USA July 2019: Hyundai, Ram, Mercedes lift market to first uptick of the year (+1.9%) – Detroit 3 stop monthly reports
The Palisade sells over 4.000 units in July, helping Hyundai up 12.1%.
July 2019 marks the entrance into very troubled waters for the U.S. new car market with the Detroit 3 (General Motors, Ford Motor and FCA) accounting for 45% of the market now abandoning monthly sales reporting and sharing quarterly data only. GM launched the trend last year, Ford followed suit in January and FCA kicks off this month. Once the most transparent market in the world with 10-day sales updates in the 1990s, the U.S. has closed itself up in the past year to become less transparent than over 40 markets worldwide that share complete monthly automotive sales or production data such as China, India, Iran, Ukraine, theMiddle East and most major European markets. Respected local outlets such as Automotive News or the Wall Street Journal have stopped publishing monthly market reports as a result, but we will continue to do so, using their Detroit 3 estimates as a guide and sharing with you our exclusive brands and models estimates. As such, all GM, Ford and FCA as well as Tesla brands and models data in this article are estimates. Note the data becomes official every Quarter when we correct all our figures.
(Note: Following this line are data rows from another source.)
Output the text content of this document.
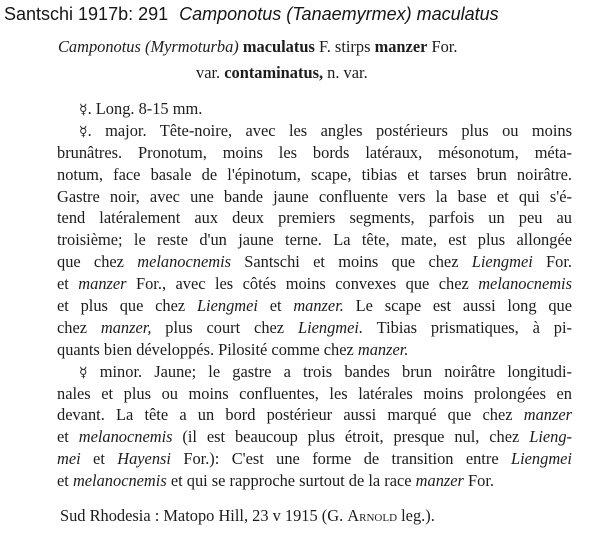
Santschi 1917b: 291 Camponotus (Tanaemyrmex) maculatus
Camponotus (Myrmoturba) maculatus F. stirps manzer For.
var. contaminatus, n. var.
☿. Long. 8-15 mm.
☿. major. Tête-noire, avec les angles postérieurs plus ou moins
brunâtres. Pronotum, moins les bords latéraux, mésonotum, méta-
notum, face basale de l'épinotum, scape, tibias et tarses brun noirâtre.
Gastre noir, avec une bande jaune confluente vers la base et qui s'é-
tend latéralement aux deux premiers segments, parfois un peu au
troisième; le reste d'un jaune terne. La tête, mate, est plus allongée
que chez melanocnemis Santschi et moins que chez Liengmei For.
et manzer For., avec les côtés moins convexes que chez melanocnemis
et plus que chez Liengmei et manzer. Le scape est aussi long que
chez manzer, plus court chez Liengmei. Tibias prismatiques, à pi-
quants bien développés. Pilosité comme chez manzer.
☿ minor. Jaune; le gastre a trois bandes brun noirâtre longitudi-
nales et plus ou moins confluentes, les latérales moins prolongées en
devant. La tête a un bord postérieur aussi marqué que chez manzer
et melanocnemis (il est beaucoup plus étroit, presque nul, chez Lieng-
mei et Hayensi For.): C'est une forme de transition entre Liengmei
et melanocnemis et qui se rapproche surtout de la race manzer For.
Sud Rhodesia : Matopo Hill, 23 v 1915 (G. Arnold leg.).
The new A-Class helps push Mercedes up 19.8%.
In this complicated context, the U.S. new light vehicle market is estimated to post its very first gain of 2019 in July at +1.9% to 1.402.364 units. This means the year-to-date tally is now estimated to be down -1.3% to 9.849.288 units. However given there was one more selling day this month than in July 2018, the Seasonally Adjusted Annualised Sales Rate (SAAR) is down from a revised 17.06 million in July 2018 to 16.82 this month, the 4th tune this year the SAAR drops below the 17 million mark. The U.S. Bureau of Economic Analysis updated and released last week new seasonal factors used to the calculate the SAAR. Light trucks (+6.8%) continue to fuel sales at 1.000.384 for the month and 6.845.066 (+2.2%) YTD with passenger cars in total freefall at -11% both in July (390.813) and YTD (2.984.649). The light truck strength means average retail prices up sharply from $31.767 in July 2018 to $33.065 this month according to J.D. Power. Average incentives are contradictory depending on the source: J.D. Power has them up 5.8% year-on-year to $4.074 whereas ALG sees them down -2.6% to $3,671 (see detail by carmaker below).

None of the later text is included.